The same would go for power centers in Washington. So long as the assembly conducts its business in accordance with the Constitution, the Death Star in Washington would have to obey. By using that term, I acknowledge that many in Washington would not likely accept any reduction in their dominant control over the states. The assembly must adhere to legitimate processes, to show that Washington no longer has moral, political, or legal authority to maintain its power. If Washington tries to rely on force, so be it. It will lose.

The Supreme Court and civic pressure would ensure they do. If, for example, the assembly enacts a breakup of the country into several autonomous regions, and thirty-four states approve the new arrangement, representative assemblies in Washington would have to go home, not to return. The executive branch would become superfluous as well.

If the assembly directs that income tax revenue no longer flows to Washington’s Treasury Department, the federal government has lost its operating funds. If the assembly directs that all armed forces answer to the states, the Department of Defense ceases its operations. If states decide they control their own borders, Homeland Security has nothing to do. If states decide they enact and enforce all laws within their borders, Department of Justice likewise loses authority along with the legislative branch. And so on.
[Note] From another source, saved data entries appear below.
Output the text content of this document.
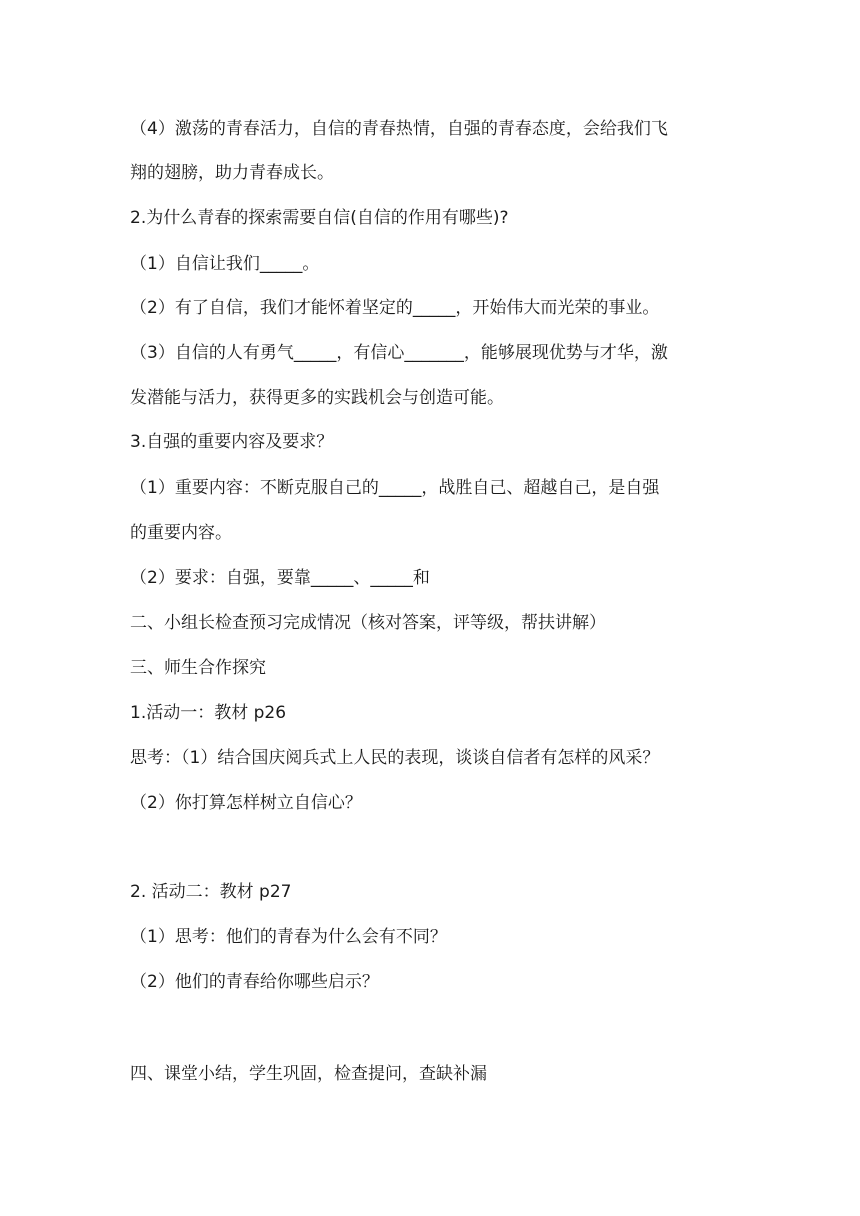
（4）激荡的青春活力，自信的青春热情，自强的青春态度，会给我们飞
翔的翅膀，助力青春成长。
2.为什么青春的探索需要自信(自信的作用有哪些)?
（1）自信让我们_____。
（2）有了自信，我们才能怀着坚定的_____，开始伟大而光荣的事业。
（3）自信的人有勇气_____，有信心_______，能够展现优势与才华，激
发潜能与活力，获得更多的实践机会与创造可能。
3.自强的重要内容及要求？
（1）重要内容：不断克服自己的_____，战胜自己、超越自己，是自强
的重要内容。
（2）要求：自强，要靠_____、_____和
二、小组长检查预习完成情况（核对答案，评等级，帮扶讲解）
三、师生合作探究
1.活动一：教材 p26
思考：（1）结合国庆阅兵式上人民的表现，谈谈自信者有怎样的风采？
（2）你打算怎样树立自信心？
2. 活动二：教材 p27
（1）思考：他们的青春为什么会有不同？
（2）他们的青春给你哪些启示？
四、课堂小结，学生巩固，检查提问，查缺补漏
Two-thirds of the original thirteen states had to approve the 1787 Constitution, in order to create the federal government. What has become a leviathan continues to exist at the sufferance of the states. If two-thirds of the states decide now that the federal government has outlived its usefulness, it ceases to exist. That counts as a revolution, to be sure, a legal and non-violent one. If the federal government refuses to disband under those circumstances, or refuses any other directive approved by the states, we would all know after that where legality resides.